As HTML5 looks more and more like the future of multimedia content on the web, Adobe positioned new versions of its Flash Player and AIR software in the 3D gaming market, rather than mainstream content creation. In an announcement touting the Flash/AIR combo as “the game console for the web,” Adobe predicted developers would use a mix of Flash, HTML, and code in creating cross-platform applications that it described as “console-quality.” The new versions of Flash and AIR will be available early next month.

New features in the programs include the Stage 3D hardware-acceleration architecture for 2D and 3D graphics, which is ready for Mac OS, Windows, and Internet-connected TVs and in “pre-release” form for Android, iOS and BlackBerry Tablet OS. Native extensions for AIR — which can now be automatically packaged with downloadable applications — let developers access data from devices like magnetometers and light sensors, and to control tactile feedback like vibration. The new versions support full-frame-rate HD video on iOS using H.264 hardware decoding, and 7.1-channel sound for television viewing.

The announcement came with endorsements from companies including the social games specialist Zynga and the independent Czech developer Amanita Design as well as traditional game-makers EA Interactive and Ubisoft.

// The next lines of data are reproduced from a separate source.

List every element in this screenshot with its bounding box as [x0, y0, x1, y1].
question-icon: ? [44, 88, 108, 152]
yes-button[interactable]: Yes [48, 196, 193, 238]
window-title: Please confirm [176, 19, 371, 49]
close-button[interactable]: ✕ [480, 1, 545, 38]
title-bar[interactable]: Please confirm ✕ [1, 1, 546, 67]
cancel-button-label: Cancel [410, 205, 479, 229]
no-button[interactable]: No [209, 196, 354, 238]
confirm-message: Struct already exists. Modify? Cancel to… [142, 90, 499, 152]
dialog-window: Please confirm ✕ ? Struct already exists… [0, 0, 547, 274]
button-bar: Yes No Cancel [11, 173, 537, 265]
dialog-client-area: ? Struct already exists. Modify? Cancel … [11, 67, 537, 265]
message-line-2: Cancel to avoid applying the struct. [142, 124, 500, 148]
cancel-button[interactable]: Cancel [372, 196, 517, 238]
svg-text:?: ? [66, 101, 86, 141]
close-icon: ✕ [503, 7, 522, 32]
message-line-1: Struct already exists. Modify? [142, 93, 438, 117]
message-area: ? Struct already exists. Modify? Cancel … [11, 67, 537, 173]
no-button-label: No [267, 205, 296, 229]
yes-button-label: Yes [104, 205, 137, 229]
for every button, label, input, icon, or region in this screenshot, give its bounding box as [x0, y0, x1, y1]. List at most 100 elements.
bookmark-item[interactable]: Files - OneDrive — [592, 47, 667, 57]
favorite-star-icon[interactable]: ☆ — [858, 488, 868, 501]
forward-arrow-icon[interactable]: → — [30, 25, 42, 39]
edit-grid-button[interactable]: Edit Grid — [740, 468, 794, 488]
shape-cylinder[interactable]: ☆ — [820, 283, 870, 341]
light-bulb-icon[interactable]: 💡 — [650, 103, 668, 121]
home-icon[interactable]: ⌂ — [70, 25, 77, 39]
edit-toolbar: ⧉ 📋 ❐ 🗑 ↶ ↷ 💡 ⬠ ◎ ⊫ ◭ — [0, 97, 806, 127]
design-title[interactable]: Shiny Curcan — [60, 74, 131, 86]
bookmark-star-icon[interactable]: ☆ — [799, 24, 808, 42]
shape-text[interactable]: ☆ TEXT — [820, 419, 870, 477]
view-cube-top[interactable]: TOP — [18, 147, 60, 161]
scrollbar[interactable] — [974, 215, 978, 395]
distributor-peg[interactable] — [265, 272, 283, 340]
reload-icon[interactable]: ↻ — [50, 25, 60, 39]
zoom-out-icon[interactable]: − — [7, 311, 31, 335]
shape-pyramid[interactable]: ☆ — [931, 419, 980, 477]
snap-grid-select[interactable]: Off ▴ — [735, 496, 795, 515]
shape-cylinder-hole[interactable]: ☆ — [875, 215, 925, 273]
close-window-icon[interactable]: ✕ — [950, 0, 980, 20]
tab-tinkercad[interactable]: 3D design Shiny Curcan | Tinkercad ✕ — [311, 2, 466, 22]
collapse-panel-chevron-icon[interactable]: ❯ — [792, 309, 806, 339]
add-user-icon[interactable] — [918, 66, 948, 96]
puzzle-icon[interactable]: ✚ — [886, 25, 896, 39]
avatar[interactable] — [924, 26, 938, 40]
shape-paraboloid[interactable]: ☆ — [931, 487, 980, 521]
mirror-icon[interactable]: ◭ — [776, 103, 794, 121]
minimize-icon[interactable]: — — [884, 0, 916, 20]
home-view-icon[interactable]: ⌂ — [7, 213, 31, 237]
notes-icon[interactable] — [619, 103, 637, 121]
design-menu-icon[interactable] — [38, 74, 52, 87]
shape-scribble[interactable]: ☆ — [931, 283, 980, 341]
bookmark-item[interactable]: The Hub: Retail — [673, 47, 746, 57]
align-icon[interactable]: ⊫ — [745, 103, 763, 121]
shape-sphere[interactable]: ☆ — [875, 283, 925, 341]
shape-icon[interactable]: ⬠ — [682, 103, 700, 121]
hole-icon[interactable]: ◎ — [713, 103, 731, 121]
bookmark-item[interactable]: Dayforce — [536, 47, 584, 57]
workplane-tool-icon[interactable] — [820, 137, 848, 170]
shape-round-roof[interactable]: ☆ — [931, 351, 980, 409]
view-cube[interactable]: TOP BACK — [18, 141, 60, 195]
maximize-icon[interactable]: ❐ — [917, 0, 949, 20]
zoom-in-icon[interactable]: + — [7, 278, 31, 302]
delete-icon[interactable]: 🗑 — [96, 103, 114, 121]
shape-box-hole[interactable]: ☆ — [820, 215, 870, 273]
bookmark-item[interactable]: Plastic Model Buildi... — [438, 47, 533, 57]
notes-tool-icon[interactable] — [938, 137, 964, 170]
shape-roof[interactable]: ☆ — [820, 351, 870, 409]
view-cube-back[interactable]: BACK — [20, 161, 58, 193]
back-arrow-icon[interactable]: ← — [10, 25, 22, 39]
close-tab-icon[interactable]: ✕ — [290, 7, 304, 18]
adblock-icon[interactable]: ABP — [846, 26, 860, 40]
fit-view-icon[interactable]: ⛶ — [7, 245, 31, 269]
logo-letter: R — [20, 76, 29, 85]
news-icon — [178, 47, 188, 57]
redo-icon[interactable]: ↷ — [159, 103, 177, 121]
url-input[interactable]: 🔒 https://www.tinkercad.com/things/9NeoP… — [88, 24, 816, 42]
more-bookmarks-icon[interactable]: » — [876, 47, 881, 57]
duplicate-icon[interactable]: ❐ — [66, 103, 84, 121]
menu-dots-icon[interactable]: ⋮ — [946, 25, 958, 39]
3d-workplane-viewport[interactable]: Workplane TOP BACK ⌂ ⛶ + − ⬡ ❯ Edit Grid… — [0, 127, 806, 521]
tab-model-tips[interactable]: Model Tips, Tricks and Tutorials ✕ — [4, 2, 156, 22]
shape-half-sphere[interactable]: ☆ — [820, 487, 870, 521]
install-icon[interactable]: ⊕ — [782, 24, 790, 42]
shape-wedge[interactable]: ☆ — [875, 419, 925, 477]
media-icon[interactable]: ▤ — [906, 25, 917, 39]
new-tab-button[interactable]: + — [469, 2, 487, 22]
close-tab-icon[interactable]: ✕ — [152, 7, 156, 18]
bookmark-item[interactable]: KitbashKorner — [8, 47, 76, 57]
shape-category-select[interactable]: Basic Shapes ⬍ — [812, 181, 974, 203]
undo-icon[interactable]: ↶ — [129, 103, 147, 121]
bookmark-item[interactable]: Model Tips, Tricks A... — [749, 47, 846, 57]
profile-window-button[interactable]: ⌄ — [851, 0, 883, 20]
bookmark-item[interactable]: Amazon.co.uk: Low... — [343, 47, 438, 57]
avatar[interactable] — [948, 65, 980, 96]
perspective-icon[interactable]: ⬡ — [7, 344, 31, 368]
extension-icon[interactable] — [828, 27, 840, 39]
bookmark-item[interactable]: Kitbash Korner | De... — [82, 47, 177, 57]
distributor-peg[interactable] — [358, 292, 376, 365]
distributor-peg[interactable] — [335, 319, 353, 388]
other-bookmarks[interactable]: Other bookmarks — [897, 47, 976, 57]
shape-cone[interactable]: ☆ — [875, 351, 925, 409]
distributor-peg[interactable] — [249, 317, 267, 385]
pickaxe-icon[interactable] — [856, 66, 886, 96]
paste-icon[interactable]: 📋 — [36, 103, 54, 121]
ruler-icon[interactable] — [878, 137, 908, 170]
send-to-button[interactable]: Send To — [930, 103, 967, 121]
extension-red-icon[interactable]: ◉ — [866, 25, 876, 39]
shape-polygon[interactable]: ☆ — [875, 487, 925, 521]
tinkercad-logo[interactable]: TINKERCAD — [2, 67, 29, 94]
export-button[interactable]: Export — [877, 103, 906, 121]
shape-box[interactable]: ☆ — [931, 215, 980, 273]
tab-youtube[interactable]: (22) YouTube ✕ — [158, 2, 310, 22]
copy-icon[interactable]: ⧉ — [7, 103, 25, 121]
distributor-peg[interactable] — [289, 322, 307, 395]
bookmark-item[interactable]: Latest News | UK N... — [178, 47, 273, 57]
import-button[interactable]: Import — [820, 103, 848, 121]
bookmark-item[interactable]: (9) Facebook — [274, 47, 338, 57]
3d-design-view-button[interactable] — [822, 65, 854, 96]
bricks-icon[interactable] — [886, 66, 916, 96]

Adobe reiterated statistics indicating that more than 98 percent of Internet-connected PCs today have Flash installed, and said mobile devices including iOS would support “Flash-based applications” via AIR. Those apps are being sold through the Android Market, the iTunes App Store, the Samsung SmartTV Store, and BlackBerry AppWorld. Adobe claims that about 70 percent of all web-based games are powered by Flash.

The news came one day after Adobe announced Q3 results that executives said showed it was on track for revenue growth of 10 percent and earnings growth of 20 percent for the fiscal year.